Тишина упала на квартиру Онисиных и, словно тяжелое ватное одеяло, все накрыла собой; лишь время от времени ее нарушали капли воды из крана в кухне: монотонно, громко и тяжело они отрывались и падали в раковину. Это падение заставляло ребят вздрагивать, а Светлану Матвеевну – прислушиваться и изредка поглядывать в дверной глазок. Женщина кружила по квартире, нервно водила рукой по лбу, терла его, покусывала пальцы. Братья невольно переставали делать вдохи и выдохи и замирали, когда материнские глаза то безумствовали, то потухали; Георгий и Кирилл, с бледными лицами, без привычных улыбок и переглядывания, были объяты смутными думами, но, несмотря на случившееся с их отцом, они поклялись сами себе никого и ничего не бояться.

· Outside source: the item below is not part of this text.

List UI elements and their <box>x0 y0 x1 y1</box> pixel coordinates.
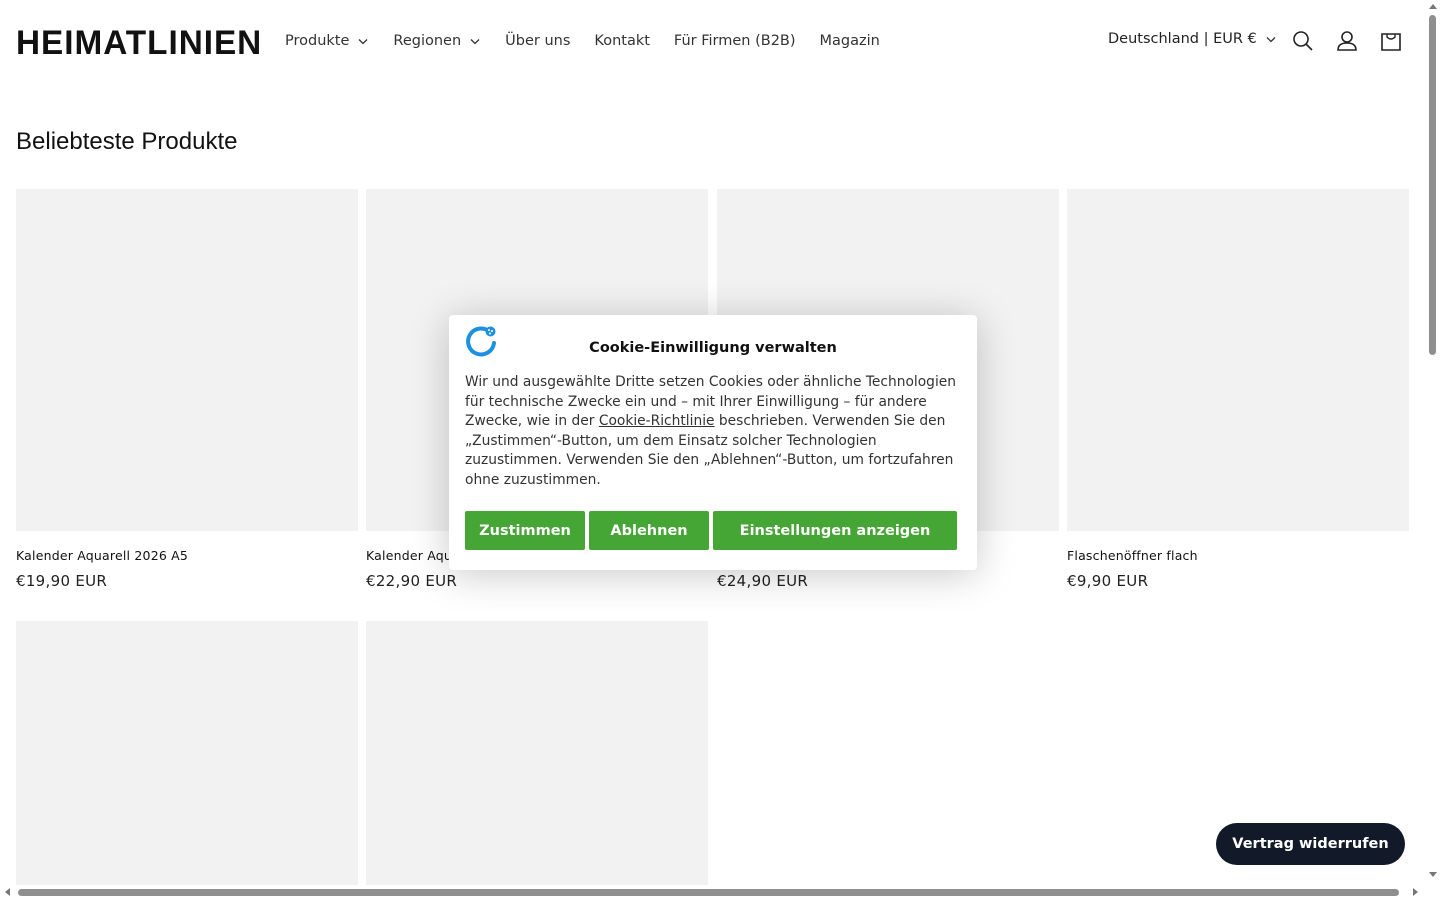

С присущей ей суетливостью Светлана Матвеевна постаралась уложить сыновей спать, вероятно, решив, что так для них будет лучше. На вопросы о «милиционерах» она не отвечала, пропускала мимо ушей и без улыбки, но, разумеется, крепко обняв и поцеловав ребят, удалилась из комнаты.
Онисина хранила молчание даже на кухне. Порывистым движением поставила на электрическую плиту белый эмалированный чайник и упала за стол. На нее снова накатило отчаяние, ведь она начала замечать, как здесь тихо без любимого Андрюши. Рывком выключив плиту, не успев заварить себе чаю, она зарыдала и, утомленная слезами, уснула сидя на кухне.
Новый день, как и предыдущий, никакой радости не принес.
Доверие учеников музыкальной школы к Кириллу Онисину, мягко сказать, пошатнулось: его утренняя попытка поздороваться с ребятами увенчалась неудачей. Дети вдруг стали относиться к нему настороженно, а восьмилетний Геннадий Ушаков, перегородивший дорогу Кириллу, даже обозвал его предателем.
– Пошел вон! – крикнул задира. Его ноздри бешено и опасно раздувались, а грудь тяжело поднималась и опускалась.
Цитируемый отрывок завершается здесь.